Foi o tempo em que caíram as estátuas.

Uma a uma caíram as estátuas dos próceres

no centro das vilas, impregnadas

de uma substância preta que chovia dos céus.

A figura do velho general apontando o horizonte

descompôs-se por acção dessa chuva e ficou sem medalhas.

O financeiro que sustinha um chapéu com miúdos cadáveres famintos

descompôs-se por acção dessa chuva e ficou sem o ouro.

Foram caindo no centro das praças as estátuas do medo,

as que tantos anos semearam as consciências de corvos.

Por acção dessa chuva

preta como os anjos.

 

E do centro das vilas e dos coídos das ruas e das escuras cozinhas

onde imperou o silêncio foram saindo almas

em procissão de dor,

em formações antigas

dirigidas à beira dos mares a reclamar palavras.

 

Foi o tempo em que caíram, uma a uma, as efígies

no profundo interior da razão que é água colectiva.

Houvo dias de júbilo, longos dias de combate

contra um monstro que era resíduo da história sequestrada.

O ruído das estátuas contra o chão foi música no centro

da côncava memória.  Cresceram as olhadas

entre gente que antes nem sequer se conhecia.

Dava-se pão à noite a qualquer que o pedisse.

Talvez se amasse de formas que hoje não entendemos.

Durante longos dias, longo combate e júbilo

em favor de algum vento que não fosse adversário.

 

E ganhámos, e perdemos.  Pois, se cessou a chuva,

sempre se ignora a semente que deixa a água preta

nas ruelas menos vigiadas das vilas.

A semente tem garras, e asas, como um monstro.

 

E pouco a pouco, como o crescer da erva, fomos esquecendo

que do pó das estátuas sempre abrolha uma estátua

na geometria urbana do centro da memória.

 

Pois não soubemos, chegado esse momento, não soubemos

dar-lhes forma às ausências:

O nosso foi o périplo circular e eterno dos desamparados que percorrem sem luz a borda de um abismo situado exactamente onde começa o mar, onde um faro decrépito já não anuncia as barcas desfundadas contra as rochas.

Foram longos dias de combate por dentro e por fora da História, e de júbilo por dentro e por fora dos corpos, e chegámos a estar nalgum lugar donde se avistava um terreno distinto, sem cruzes invertidas chantadas contra a erva,

mas estar órfão é a mais poderosa matéria dos humanos.  Sentir-se órfão e ter essa urgência de resgatar das alamedas e detritos os antigos fotogramas das estátuas, sempre a pedirmos perdão polo passado.

 

Assim mudam os tempos mas não mudam.  Muda a cor da superfície das construções quotidianas,

volta a porto uma velha embarcação com decorados de familiares que não reconhecemos.

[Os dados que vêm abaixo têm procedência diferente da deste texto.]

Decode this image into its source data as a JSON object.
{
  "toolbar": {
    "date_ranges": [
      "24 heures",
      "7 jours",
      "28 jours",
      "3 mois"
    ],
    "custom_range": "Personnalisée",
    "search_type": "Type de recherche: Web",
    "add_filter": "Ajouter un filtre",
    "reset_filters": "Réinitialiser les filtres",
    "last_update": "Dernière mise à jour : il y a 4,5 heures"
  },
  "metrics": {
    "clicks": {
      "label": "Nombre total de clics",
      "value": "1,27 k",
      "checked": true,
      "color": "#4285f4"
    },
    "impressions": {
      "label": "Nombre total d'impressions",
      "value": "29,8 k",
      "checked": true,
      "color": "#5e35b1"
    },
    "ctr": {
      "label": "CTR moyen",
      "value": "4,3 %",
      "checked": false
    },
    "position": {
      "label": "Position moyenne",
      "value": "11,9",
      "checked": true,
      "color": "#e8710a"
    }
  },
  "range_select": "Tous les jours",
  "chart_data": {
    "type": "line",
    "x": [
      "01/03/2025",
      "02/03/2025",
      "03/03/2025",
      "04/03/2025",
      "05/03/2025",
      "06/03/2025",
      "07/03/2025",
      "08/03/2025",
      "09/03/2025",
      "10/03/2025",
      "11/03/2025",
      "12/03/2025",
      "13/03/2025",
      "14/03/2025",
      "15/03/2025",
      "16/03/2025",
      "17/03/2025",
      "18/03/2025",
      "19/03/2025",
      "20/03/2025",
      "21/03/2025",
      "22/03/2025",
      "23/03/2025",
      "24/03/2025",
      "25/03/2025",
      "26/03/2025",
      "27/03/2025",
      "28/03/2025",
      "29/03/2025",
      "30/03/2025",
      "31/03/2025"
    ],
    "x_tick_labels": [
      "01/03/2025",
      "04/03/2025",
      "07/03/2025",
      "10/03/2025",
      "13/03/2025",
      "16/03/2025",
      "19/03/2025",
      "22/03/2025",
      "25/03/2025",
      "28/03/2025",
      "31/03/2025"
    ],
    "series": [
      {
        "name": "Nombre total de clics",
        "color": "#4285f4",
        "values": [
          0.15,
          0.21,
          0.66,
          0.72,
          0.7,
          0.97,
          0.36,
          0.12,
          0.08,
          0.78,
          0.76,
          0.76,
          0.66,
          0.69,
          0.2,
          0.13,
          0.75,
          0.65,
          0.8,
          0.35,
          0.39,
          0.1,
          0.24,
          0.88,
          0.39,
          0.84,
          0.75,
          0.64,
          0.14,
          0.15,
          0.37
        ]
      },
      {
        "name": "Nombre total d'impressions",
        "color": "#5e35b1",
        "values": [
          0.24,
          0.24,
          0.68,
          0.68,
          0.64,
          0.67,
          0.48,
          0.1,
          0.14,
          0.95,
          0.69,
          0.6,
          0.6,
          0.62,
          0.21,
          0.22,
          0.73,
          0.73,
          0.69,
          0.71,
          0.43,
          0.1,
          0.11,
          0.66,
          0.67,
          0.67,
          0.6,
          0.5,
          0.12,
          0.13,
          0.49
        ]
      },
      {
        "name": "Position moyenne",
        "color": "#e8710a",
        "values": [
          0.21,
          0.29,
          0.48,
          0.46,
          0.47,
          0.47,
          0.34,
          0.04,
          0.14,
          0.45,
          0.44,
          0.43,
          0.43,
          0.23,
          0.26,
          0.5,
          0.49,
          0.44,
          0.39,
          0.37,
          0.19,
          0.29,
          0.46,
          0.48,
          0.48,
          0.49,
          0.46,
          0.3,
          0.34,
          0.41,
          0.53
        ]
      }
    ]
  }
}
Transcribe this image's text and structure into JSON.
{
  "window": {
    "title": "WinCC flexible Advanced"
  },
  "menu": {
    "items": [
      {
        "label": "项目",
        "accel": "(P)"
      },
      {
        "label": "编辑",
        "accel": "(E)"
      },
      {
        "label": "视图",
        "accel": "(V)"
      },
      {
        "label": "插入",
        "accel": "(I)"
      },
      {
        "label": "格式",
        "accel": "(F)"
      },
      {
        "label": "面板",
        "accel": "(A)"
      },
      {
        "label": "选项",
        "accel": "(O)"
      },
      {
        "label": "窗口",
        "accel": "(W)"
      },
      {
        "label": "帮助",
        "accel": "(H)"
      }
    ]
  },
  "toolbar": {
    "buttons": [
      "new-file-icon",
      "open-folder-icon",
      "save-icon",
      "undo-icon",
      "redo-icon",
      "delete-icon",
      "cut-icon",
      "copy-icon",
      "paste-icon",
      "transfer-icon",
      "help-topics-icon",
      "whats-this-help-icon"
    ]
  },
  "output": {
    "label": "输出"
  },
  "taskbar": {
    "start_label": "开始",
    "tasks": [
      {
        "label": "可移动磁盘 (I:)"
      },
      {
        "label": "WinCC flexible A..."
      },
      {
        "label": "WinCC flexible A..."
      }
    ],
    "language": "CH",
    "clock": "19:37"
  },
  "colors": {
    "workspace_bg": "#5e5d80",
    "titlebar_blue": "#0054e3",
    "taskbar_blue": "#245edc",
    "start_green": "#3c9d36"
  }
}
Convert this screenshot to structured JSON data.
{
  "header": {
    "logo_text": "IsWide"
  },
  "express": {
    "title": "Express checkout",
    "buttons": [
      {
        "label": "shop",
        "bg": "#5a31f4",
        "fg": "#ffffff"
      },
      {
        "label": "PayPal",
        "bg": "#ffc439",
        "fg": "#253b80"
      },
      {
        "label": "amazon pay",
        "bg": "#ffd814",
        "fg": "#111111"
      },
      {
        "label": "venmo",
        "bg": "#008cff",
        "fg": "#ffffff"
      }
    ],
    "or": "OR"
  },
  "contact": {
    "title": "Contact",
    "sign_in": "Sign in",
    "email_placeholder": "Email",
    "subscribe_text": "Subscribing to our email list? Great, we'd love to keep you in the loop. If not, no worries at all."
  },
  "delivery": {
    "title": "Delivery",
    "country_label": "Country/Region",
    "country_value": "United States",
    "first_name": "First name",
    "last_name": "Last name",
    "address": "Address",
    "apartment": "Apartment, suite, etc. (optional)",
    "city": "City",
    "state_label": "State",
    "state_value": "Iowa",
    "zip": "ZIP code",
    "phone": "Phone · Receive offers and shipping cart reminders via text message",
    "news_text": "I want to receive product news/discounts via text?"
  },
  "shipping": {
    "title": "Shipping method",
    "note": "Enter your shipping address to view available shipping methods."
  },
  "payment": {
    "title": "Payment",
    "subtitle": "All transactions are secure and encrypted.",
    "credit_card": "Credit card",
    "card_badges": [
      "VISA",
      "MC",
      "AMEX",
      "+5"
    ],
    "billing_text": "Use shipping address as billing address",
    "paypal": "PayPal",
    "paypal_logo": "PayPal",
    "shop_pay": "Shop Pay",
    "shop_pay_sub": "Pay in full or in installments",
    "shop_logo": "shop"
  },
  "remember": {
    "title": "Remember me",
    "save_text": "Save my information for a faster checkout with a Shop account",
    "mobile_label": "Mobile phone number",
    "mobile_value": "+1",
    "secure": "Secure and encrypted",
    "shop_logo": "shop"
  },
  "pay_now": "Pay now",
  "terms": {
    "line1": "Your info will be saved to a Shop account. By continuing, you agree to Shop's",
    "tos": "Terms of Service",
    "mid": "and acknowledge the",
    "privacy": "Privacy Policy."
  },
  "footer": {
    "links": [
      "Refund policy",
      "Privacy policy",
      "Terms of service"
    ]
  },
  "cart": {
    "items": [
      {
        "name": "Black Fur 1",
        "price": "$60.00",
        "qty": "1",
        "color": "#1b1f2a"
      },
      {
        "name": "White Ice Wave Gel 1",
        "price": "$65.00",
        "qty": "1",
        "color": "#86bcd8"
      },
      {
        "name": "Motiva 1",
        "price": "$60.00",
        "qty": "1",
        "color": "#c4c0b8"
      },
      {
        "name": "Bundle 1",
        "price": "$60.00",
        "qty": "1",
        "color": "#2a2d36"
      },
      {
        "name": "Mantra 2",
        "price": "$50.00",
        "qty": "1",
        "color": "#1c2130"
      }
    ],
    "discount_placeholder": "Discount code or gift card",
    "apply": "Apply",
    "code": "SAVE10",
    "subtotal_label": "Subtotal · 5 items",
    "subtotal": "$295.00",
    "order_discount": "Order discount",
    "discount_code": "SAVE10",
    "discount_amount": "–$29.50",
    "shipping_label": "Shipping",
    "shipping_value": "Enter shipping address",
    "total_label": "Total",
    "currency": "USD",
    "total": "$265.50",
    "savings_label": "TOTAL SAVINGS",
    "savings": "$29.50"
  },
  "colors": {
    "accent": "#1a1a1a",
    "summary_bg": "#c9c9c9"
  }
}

E no centro das vilas penduradas sobre um abismo preto nota-se tão grande ausência

que às vezes nos perguntamos em segredo porquê deixámos tantas semanas abandonado o cuidado da casa

e para quê foi o esforço de ir contemplando a acção azeda da chuva nas estátuas através da janela

enquanto um novo exército de granito e metal se preparava extramuros da vila no calculado sigilo dos que sempre são vencedores.

 

E ganhámos.   E perdemos.  Eis o intenso relato.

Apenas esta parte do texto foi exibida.